There are two ways of going about this. Either way, you should flip your mattress every six months to promote even wear. But after taking off the sheets and flipping? The involved way to clean it is to vacuum it first, and then get out the carpet cleaner with the upholstery attachment, using stain remover on any spots. Make sure not to get it too wet and allow plenty of time for it to dry -- if you can, open windows for it to air-dry or use fans. If the mattress isn't stained but just a bit smelly, you can just sift baking soda over the top after vacuuming it. Then put the sheets back on. The next time you change them, vacuum off any baking soda residue. It'll have absorbed odors and moisture. Pillows are the second-worst-offenders -- they can usually be washed but you may need to take them to a Laundromat to use the big commercial washers and dryers.

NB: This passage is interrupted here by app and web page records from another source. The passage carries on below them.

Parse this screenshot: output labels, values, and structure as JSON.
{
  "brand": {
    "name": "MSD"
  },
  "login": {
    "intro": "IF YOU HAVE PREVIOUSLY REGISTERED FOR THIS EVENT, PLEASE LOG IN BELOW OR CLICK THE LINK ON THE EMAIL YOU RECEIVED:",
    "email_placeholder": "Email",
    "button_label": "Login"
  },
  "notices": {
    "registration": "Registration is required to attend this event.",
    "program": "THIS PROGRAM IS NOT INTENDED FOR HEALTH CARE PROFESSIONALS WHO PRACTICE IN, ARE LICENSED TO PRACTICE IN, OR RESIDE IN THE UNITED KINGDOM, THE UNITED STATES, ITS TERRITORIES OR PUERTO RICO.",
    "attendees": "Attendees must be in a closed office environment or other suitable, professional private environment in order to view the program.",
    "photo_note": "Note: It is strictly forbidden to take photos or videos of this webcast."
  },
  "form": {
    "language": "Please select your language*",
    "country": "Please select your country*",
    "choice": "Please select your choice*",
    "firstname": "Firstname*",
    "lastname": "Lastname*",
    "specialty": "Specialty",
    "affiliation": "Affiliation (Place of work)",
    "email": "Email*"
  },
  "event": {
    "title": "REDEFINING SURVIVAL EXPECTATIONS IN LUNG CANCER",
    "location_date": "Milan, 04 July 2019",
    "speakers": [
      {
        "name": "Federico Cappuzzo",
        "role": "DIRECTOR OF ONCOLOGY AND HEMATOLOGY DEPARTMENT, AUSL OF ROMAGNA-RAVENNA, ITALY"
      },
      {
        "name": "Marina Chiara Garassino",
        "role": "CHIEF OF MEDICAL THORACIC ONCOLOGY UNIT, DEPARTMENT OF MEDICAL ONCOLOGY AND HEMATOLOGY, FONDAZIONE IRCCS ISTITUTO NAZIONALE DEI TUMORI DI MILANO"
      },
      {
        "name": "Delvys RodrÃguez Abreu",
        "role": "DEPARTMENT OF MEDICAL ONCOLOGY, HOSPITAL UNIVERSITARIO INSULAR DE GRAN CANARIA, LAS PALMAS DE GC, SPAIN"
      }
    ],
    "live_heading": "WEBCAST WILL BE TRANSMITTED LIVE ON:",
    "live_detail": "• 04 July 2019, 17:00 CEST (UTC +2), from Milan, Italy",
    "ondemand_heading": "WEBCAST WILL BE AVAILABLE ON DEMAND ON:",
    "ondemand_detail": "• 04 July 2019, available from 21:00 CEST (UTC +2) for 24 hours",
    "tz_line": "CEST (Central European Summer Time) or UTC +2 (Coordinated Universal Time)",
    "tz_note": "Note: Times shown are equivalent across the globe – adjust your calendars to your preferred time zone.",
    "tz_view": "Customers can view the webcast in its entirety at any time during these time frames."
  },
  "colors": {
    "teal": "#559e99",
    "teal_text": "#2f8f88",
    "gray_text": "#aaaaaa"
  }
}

Closets are often ignored during a bout of spring cleaning. Out of sight, out of mind? Remove everything from your closets and clean them as you would any other room. Since warm weather is on the way, go through your winter stuff and decide what should be packed away and what needs to leave the house one way or another (and don't let your good intentions die with bags and boxes sitting on your closet floor until fall). Then organize what's left in your closet. Extend this work to linen closets, coat closets and any other closets, while you're in the room that contains it. You will probably run across some "lost" items, and be able to fit more stuff into your closets!